Authored by Ryan Gato, Head of Religious Education and Spirituality, Catholic Schools Maitland-Newcastle
Catholic Schools Week, celebrated next week from 18–22 May, is an opportunity to pause and name something that sits at the heart of our Catholic schools: belonging. Beyond learning programs and academic outcomes, our schools strive to be places where children and young people are known, valued and supported as whole people, and where families feel welcomed as partners.
This year’s theme, A Home for All, helps clarify this focus. A home is more than a physical space. It is the experience of being welcomed, listened to and cared for. In our Catholic schools, that sense of home is built intentionally through relationships, consistency, care and shared responsibility between staff and families. It is what helps children and adolescents feel safe enough to learn, brave enough to grow and confident enough to be themselves.
Catholic Schools Week is not only a celebration of what our schools do, but an invitation to families to see, experience and take part in the life of their school community. Throughout the week, schools will host celebrations, activities and moments of connection that reflect this shared commitment to care, inclusion and belonging.
The theme A Home for All also challenges us to stay attentive.
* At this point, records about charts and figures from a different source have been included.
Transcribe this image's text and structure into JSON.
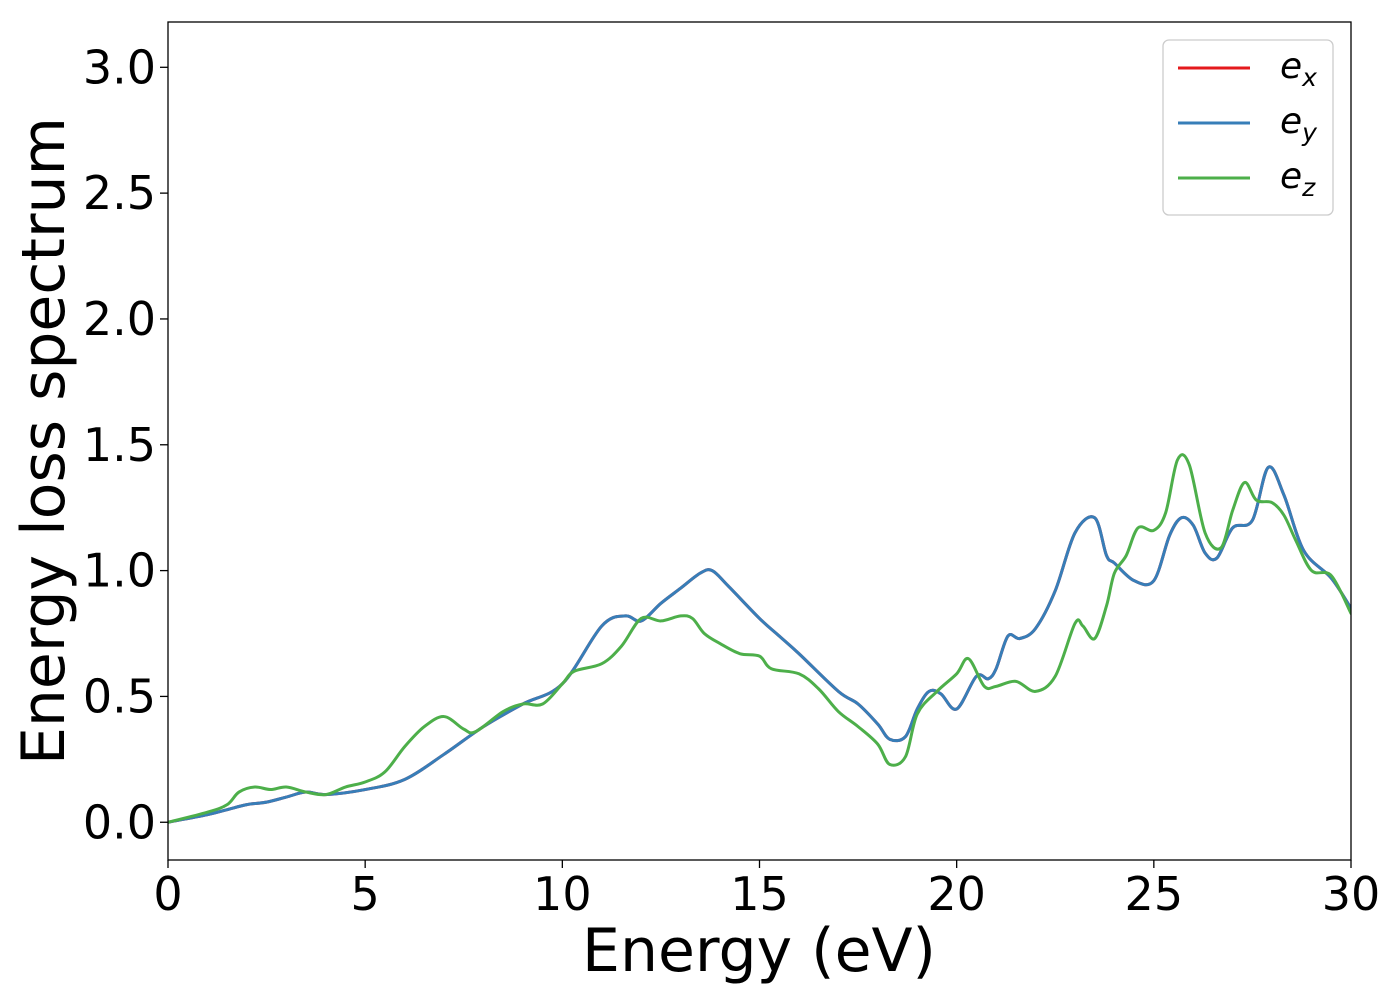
{
  "chart_data": {
    "type": "line",
    "title": "",
    "xlabel": "Energy (eV)",
    "ylabel": "Energy loss spectrum",
    "xlim": [
      0,
      30
    ],
    "ylim": [
      -0.15,
      3.18
    ],
    "xticks": [
      0,
      5,
      10,
      15,
      20,
      25,
      30
    ],
    "xtick_labels": [
      "0",
      "5",
      "10",
      "15",
      "20",
      "25",
      "30"
    ],
    "yticks": [
      0.0,
      0.5,
      1.0,
      1.5,
      2.0,
      2.5,
      3.0
    ],
    "ytick_labels": [
      "0.0",
      "0.5",
      "1.0",
      "1.5",
      "2.0",
      "2.5",
      "3.0"
    ],
    "grid": false,
    "legend_position": "top-right",
    "series": [
      {
        "name": "e",
        "subscript": "x",
        "color": "#e41a1c",
        "x": [
          0,
          1,
          1.5,
          2,
          2.5,
          3,
          3.5,
          4,
          5,
          6,
          7,
          8,
          9,
          10,
          11,
          11.6,
          12,
          12.5,
          13,
          13.5,
          13.8,
          14.2,
          15,
          15.5,
          16,
          17,
          17.5,
          18,
          18.3,
          18.7,
          19,
          19.3,
          19.6,
          20,
          20.5,
          20.8,
          21,
          21.3,
          21.6,
          22,
          22.5,
          23,
          23.5,
          23.8,
          24,
          24.5,
          25,
          25.4,
          25.7,
          26,
          26.3,
          26.6,
          27,
          27.5,
          27.9,
          28.3,
          28.8,
          29.5,
          30
        ],
        "y": [
          0,
          0.03,
          0.05,
          0.07,
          0.08,
          0.1,
          0.12,
          0.11,
          0.13,
          0.17,
          0.27,
          0.38,
          0.47,
          0.55,
          0.78,
          0.82,
          0.8,
          0.87,
          0.93,
          0.99,
          1.0,
          0.94,
          0.81,
          0.74,
          0.67,
          0.52,
          0.47,
          0.39,
          0.33,
          0.34,
          0.45,
          0.52,
          0.51,
          0.45,
          0.58,
          0.57,
          0.61,
          0.74,
          0.73,
          0.77,
          0.92,
          1.15,
          1.21,
          1.06,
          1.03,
          0.96,
          0.96,
          1.14,
          1.21,
          1.18,
          1.07,
          1.05,
          1.17,
          1.2,
          1.41,
          1.3,
          1.08,
          0.97,
          0.85
        ]
      },
      {
        "name": "e",
        "subscript": "y",
        "color": "#377eb8",
        "x": [
          0,
          1,
          1.5,
          2,
          2.5,
          3,
          3.5,
          4,
          5,
          6,
          7,
          8,
          9,
          10,
          11,
          11.6,
          12,
          12.5,
          13,
          13.5,
          13.8,
          14.2,
          15,
          15.5,
          16,
          17,
          17.5,
          18,
          18.3,
          18.7,
          19,
          19.3,
          19.6,
          20,
          20.5,
          20.8,
          21,
          21.3,
          21.6,
          22,
          22.5,
          23,
          23.5,
          23.8,
          24,
          24.5,
          25,
          25.4,
          25.7,
          26,
          26.3,
          26.6,
          27,
          27.5,
          27.9,
          28.3,
          28.8,
          29.5,
          30
        ],
        "y": [
          0,
          0.03,
          0.05,
          0.07,
          0.08,
          0.1,
          0.12,
          0.11,
          0.13,
          0.17,
          0.27,
          0.38,
          0.47,
          0.55,
          0.78,
          0.82,
          0.8,
          0.87,
          0.93,
          0.99,
          1.0,
          0.94,
          0.81,
          0.74,
          0.67,
          0.52,
          0.47,
          0.39,
          0.33,
          0.34,
          0.45,
          0.52,
          0.51,
          0.45,
          0.58,
          0.57,
          0.61,
          0.74,
          0.73,
          0.77,
          0.92,
          1.15,
          1.21,
          1.06,
          1.03,
          0.96,
          0.96,
          1.14,
          1.21,
          1.18,
          1.07,
          1.05,
          1.17,
          1.2,
          1.41,
          1.3,
          1.08,
          0.97,
          0.85
        ]
      },
      {
        "name": "e",
        "subscript": "z",
        "color": "#4daf4a",
        "x": [
          0,
          1,
          1.5,
          1.8,
          2.2,
          2.6,
          3,
          3.5,
          4,
          4.5,
          5,
          5.5,
          6,
          6.5,
          7,
          7.5,
          7.8,
          8.5,
          9,
          9.5,
          10,
          10.3,
          11,
          11.5,
          12,
          12.5,
          13,
          13.3,
          13.6,
          14,
          14.5,
          15,
          15.3,
          16,
          16.5,
          17,
          17.5,
          18,
          18.3,
          18.7,
          19,
          19.5,
          20,
          20.3,
          20.7,
          21,
          21.5,
          22,
          22.5,
          23,
          23.2,
          23.5,
          23.8,
          24,
          24.3,
          24.6,
          25,
          25.3,
          25.6,
          25.9,
          26.3,
          26.7,
          27,
          27.3,
          27.6,
          28,
          28.3,
          28.6,
          29,
          29.5,
          30
        ],
        "y": [
          0,
          0.04,
          0.07,
          0.12,
          0.14,
          0.13,
          0.14,
          0.12,
          0.11,
          0.14,
          0.16,
          0.2,
          0.3,
          0.38,
          0.42,
          0.37,
          0.36,
          0.44,
          0.47,
          0.47,
          0.55,
          0.6,
          0.63,
          0.7,
          0.81,
          0.8,
          0.82,
          0.81,
          0.75,
          0.71,
          0.67,
          0.66,
          0.61,
          0.59,
          0.53,
          0.44,
          0.38,
          0.31,
          0.23,
          0.26,
          0.43,
          0.52,
          0.59,
          0.65,
          0.54,
          0.54,
          0.56,
          0.52,
          0.58,
          0.79,
          0.78,
          0.73,
          0.86,
          0.99,
          1.06,
          1.17,
          1.16,
          1.23,
          1.44,
          1.42,
          1.15,
          1.09,
          1.24,
          1.35,
          1.28,
          1.27,
          1.22,
          1.12,
          1.0,
          0.98,
          0.83
        ]
      }
    ]
  }
}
It calls us to notice who might feel uncertain, overlooked or disconnected, and to keep strengthening cultures where difference is respected, dignity is upheld and welcome is lived in classrooms, playgrounds and everyday conversations with families.
This same spirit underpins Family Matters, which exists to extend that sense of care beyond the school day by offering parents and carers trusted information, practical guidance and wellbeing resources. Together, our schools and families create the conditions where children and young people can flourish.
As we celebrate Catholic Schools Week, we warmly encourage families to join the activities taking place in their local school. These moments matter. They strengthen relationships, deepen trust and remind us that Catholic education is built not only through programs and policies, but through community.